Zoom Interview | Xiaoyu Pu, Maria Repnikova

Since the Russian invasion of Ukraine on February 24, 2022, the Chinese government has tried to walk a fine line of neutrality. It has abstained on UN resolutions and not condemned the Russian invasion or the slaughter of civilians. On the other hand, it has restated its support of sovereignty, territorial integrity, and the UN Charter. State owned media and social media have often repeated Russia’s propaganda to the great concern of the U.S. and European governments.   

Xiaoyu Pu and Maria Repnikova discuss China’s international and domestic media coverage of the Russian invasion of Ukraine, the system behind this coverage, and its implications for U.S.-China relations during an interview conducted on April 18, 2022. 

Xiaoyu Pu

Xiaoyu Pu is an associate professor of political science at the University of Nevada, Reno.

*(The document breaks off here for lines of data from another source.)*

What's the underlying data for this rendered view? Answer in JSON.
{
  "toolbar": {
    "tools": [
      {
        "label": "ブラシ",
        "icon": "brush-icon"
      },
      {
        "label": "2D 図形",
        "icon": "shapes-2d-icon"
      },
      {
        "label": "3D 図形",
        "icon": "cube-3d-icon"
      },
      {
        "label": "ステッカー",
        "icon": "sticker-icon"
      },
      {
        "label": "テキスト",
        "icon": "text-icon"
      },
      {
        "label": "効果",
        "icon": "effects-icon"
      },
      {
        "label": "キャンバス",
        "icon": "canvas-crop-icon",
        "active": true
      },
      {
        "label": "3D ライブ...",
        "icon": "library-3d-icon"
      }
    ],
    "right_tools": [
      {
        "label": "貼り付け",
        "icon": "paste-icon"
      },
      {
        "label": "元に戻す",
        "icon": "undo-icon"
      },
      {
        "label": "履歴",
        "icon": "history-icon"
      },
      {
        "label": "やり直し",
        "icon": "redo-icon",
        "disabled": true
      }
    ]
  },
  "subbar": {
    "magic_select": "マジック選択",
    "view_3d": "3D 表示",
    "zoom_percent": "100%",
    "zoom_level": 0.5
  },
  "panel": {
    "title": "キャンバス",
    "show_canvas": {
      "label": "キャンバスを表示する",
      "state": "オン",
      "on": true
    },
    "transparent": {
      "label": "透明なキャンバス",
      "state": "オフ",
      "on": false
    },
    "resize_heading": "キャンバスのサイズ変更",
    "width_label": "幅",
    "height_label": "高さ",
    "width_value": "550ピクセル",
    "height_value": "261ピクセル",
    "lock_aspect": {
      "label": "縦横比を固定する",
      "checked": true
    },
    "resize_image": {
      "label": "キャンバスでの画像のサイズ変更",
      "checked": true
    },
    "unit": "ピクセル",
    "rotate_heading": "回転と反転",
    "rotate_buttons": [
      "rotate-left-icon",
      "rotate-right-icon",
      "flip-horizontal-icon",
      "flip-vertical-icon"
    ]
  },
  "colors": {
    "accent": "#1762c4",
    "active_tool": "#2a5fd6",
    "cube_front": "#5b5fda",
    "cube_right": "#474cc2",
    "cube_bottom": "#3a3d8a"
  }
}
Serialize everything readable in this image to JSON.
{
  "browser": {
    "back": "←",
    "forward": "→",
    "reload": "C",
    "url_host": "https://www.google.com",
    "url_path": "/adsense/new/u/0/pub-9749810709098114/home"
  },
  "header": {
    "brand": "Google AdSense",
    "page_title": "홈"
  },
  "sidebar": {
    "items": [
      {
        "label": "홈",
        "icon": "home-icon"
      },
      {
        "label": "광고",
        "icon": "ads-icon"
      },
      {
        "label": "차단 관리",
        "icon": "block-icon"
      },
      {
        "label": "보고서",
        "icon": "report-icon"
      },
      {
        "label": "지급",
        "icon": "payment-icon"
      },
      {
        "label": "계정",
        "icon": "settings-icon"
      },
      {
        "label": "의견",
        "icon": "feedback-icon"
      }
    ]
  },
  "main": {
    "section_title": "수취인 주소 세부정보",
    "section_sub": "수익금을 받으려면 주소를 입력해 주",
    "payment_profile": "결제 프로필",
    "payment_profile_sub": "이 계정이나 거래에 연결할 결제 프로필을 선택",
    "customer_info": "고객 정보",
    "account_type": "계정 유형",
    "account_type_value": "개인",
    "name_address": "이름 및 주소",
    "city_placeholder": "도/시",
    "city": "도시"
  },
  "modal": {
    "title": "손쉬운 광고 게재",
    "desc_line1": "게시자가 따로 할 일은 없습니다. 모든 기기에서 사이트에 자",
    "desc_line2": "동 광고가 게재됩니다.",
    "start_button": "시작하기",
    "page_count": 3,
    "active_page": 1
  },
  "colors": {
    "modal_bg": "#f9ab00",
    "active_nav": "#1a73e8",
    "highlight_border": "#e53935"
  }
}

His teaching and research focus on Chinese foreign policy and international relations. Previously he was a non-resident senior fellow at the Inter-American Dialogue, a Stanton fellow at Fundação Getulio Vargas (FGV) in Brazil, and a postdoctoral fellow in the Princeton-Harvard China and the World Program.

A fellow of the National Committee’s Public Intellectuals Program, he is the author of Rebranding China: Contested Status Signaling in the Changing Global Order (Stanford University Press, 2019). His research has appeared in International Security, International Affairs, The China Quarterly, and The Chinese Journal of International Politics. Dr. Pu received his B.A. and M.A. from Nankai University, a second M.A. from Kent State University, and his Ph.D. from Ohio State University.  

Maria Repnikova

Maria Repnikova, an expert on Chinese political communication, is an assistant professor of global communication at Georgia State University. She has written widely on China’s media politics, conducted comparative work on media politics in China and Russia, and is completing a monograph on Chinese soft power in Africa. Dr. Repnikova is the author of Media Politics in China: Improvising Power Under Authoritarianism (Cambridge 2017), Chinese Soft Power (Cambridge Global China Element Series, 2022), and many academic articles. She has also written for the New York Times, Washington Post, the Atlantic, and other international media outlets.

Dr. Repnikova was a Wilson Fellow at the Woodrow Wilson Center (2020-21), a post-doctoral fellow at the Annenberg School for Communication (2014-2016), a visiting fellow at Beijing University (2019), and is a fellow in the National Committee’s Public Intellectuals Program. Dr. Repnikova received her doctorate from Oxford University where she was a Rhodes Scholar.